3. Sirius hasn't "won" anything, since it isn't the market share leader, it isn't healthier financially, and it doesn't have anything on the horizon that is going to change the equation. Face facts: both companies will probably stabilize around 10-15 million subscribers. In the end it's a matter of who can maintain that count while spending less than they bring in. XM seems to be a lot more cogniscent of cost control while Sirius is still chasing quarterly net-sub-add wins. Advantage XM."

This is a great post overall.

Here's my take. Let's rewind the clock to 2002-2003, back when XM and Sirius were the fastest growing consumer electronic subscription services. XM in particular was growing at a phenominal rate, why? Because they had a great philosopy, commercial-free music (and deep playlists) and other content that you just couldn't get on FM. Now while Sirius was further behind, they were STILL growing at a great rate, and being #2 really didn't matter (look at Direct TV vs Dish for proof....Dish became profitable before DirectTV with FEWER subs).

All they had to do was continue on their path, and by 2004 they would BOTH be making money (this BEFORE the iPod and other stuff really took off like crazy). But nooooo, Clayton (ex-CEO of Sirius) panicked at being #2 and decided to start the old "content at any price" wars (which XM blindly followed)....content that was CLEARLY secondary to music and talk that wasn't available on FM (the NFL was before Stern). Then it escalated to "subs at any price", with advertising, MIR's, ton's of celebrity channels/signups that had virtually nothing to do with the core business. The subs were coming in already...in droves.

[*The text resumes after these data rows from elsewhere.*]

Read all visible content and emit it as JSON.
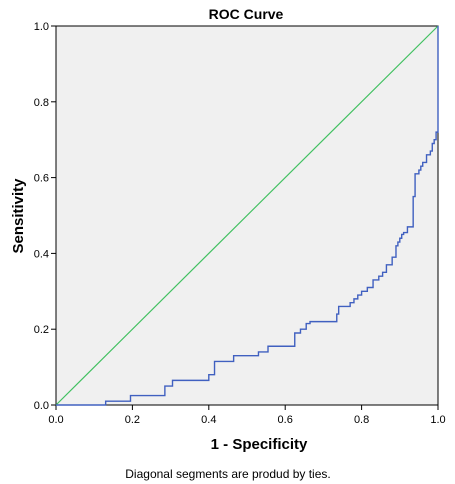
{
  "chart_data": {
    "type": "line",
    "title": "ROC Curve",
    "xlabel": "1 - Specificity",
    "ylabel": "Sensitivity",
    "xlim": [
      0,
      1
    ],
    "ylim": [
      0,
      1
    ],
    "x_ticks": [
      "0.0",
      "0.2",
      "0.4",
      "0.6",
      "0.8",
      "1.0"
    ],
    "y_ticks": [
      "0.0",
      "0.2",
      "0.4",
      "0.6",
      "0.8",
      "1.0"
    ],
    "grid": false,
    "footnote": "Diagonal segments are produd by ties.",
    "colors": {
      "plot_background": "#f0f0f0",
      "roc": "#4060c0",
      "reference": "#40c060"
    },
    "series": [
      {
        "style": "step",
        "x": [
          0.0,
          0.13,
          0.13,
          0.195,
          0.195,
          0.285,
          0.285,
          0.305,
          0.305,
          0.4,
          0.4,
          0.415,
          0.415,
          0.465,
          0.465,
          0.53,
          0.53,
          0.555,
          0.555,
          0.625,
          0.625,
          0.64,
          0.64,
          0.655,
          0.655,
          0.665,
          0.665,
          0.735,
          0.735,
          0.74,
          0.74,
          0.77,
          0.77,
          0.78,
          0.78,
          0.79,
          0.79,
          0.8,
          0.8,
          0.815,
          0.815,
          0.83,
          0.83,
          0.845,
          0.845,
          0.855,
          0.855,
          0.865,
          0.865,
          0.88,
          0.88,
          0.89,
          0.89,
          0.895,
          0.895,
          0.9,
          0.9,
          0.905,
          0.905,
          0.91,
          0.91,
          0.92,
          0.92,
          0.935,
          0.935,
          0.94,
          0.94,
          0.95,
          0.95,
          0.955,
          0.955,
          0.96,
          0.96,
          0.97,
          0.97,
          0.98,
          0.98,
          0.985,
          0.985,
          0.99,
          0.99,
          0.995,
          0.995,
          1.0,
          1.0
        ],
        "y": [
          0.0,
          0.0,
          0.01,
          0.01,
          0.025,
          0.025,
          0.05,
          0.05,
          0.065,
          0.065,
          0.08,
          0.08,
          0.115,
          0.115,
          0.13,
          0.13,
          0.14,
          0.14,
          0.155,
          0.155,
          0.19,
          0.19,
          0.2,
          0.2,
          0.215,
          0.215,
          0.22,
          0.22,
          0.24,
          0.24,
          0.26,
          0.26,
          0.27,
          0.27,
          0.28,
          0.28,
          0.29,
          0.29,
          0.3,
          0.3,
          0.31,
          0.31,
          0.33,
          0.33,
          0.34,
          0.34,
          0.35,
          0.35,
          0.37,
          0.37,
          0.39,
          0.39,
          0.42,
          0.42,
          0.43,
          0.43,
          0.44,
          0.44,
          0.45,
          0.45,
          0.455,
          0.455,
          0.47,
          0.47,
          0.55,
          0.55,
          0.61,
          0.61,
          0.62,
          0.62,
          0.63,
          0.63,
          0.64,
          0.64,
          0.66,
          0.66,
          0.67,
          0.67,
          0.69,
          0.69,
          0.7,
          0.7,
          0.72,
          0.72,
          1.0
        ]
      },
      {
        "style": "line",
        "x": [
          0,
          1
        ],
        "y": [
          0,
          1
        ]
      }
    ]
  }
}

All Sirius had to do was ride XM's coattails to profitability, THEN they could spend the money on secondary content (sports, Stern etc), they didn't NEED that content back then, at all. They simply should have waited longer to see if/when other competing technologies would threaten their turf. I believe that if XM/Sirius had done this, and the business had 20+ million subs between them, then things like the iPod wouldn't be as big as they are today.

Now it's too late. They spent too much time fighting each other, and may both end up losing, merger or no merger.

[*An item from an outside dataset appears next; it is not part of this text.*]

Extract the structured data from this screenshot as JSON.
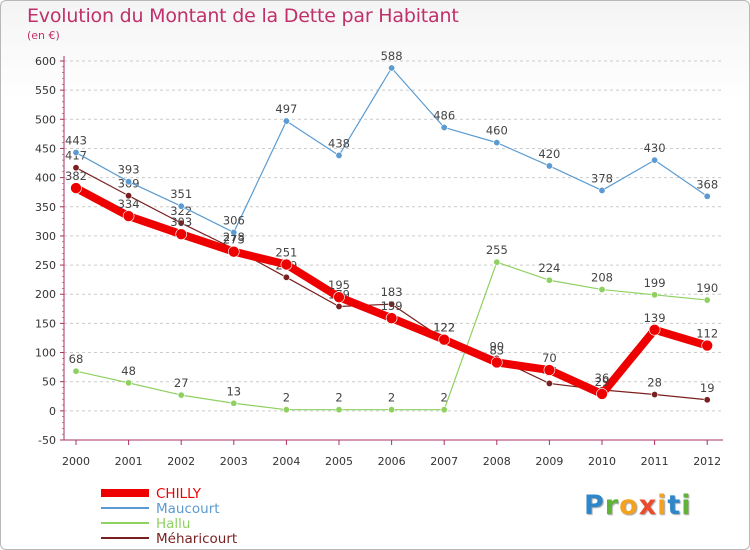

Andy and satellite radio fan are a little off. cost/benefit analysis would be a good thing to do, but the last thing you want to do is ignore your brand. Brand marketing is to important to let go of. If Sirius continues to dominate the retail market, with more than 200MM cars out there, they will overtake XM in very little time. OEM is a great place to be--to start a company--but you need to concentrate your efforts where the consumer chooses what they want. Having the OEM in your car does not mean they will stay there. There is only about a 50% take rate from that anyway. These people either leave and do nothing or go buy a Sirius unit. This is not what XM wants to happen. OEM drives itself!!! I say it again, OEM drives itself! You don't need to market, advertise, or spend huge amounts of money to let your customers know they can get a XM unit in their new car. Where you should spend is in telling them they can get XM for a car that doesn't already have it.

And the Sports packages, the talk shows, the celebrity hosts, those are the things that have been bringing people to satellite radio. Sirius was the first to do commercial free music, XM followed them. This wouldn't have survived if music was the only thing. Just ask around. How many people prefer the other stuff offered by either company. Shit, take a look at this site...I have never seen a post where people got angry over who had better metal or rap music. BUT you always see a post about Stern vs. O&A. That is because these people create the name for the satellite companies. Something terrestrial radio could not do anymore!

So what will happen to SIRI stock if the merge happens? Any specs there?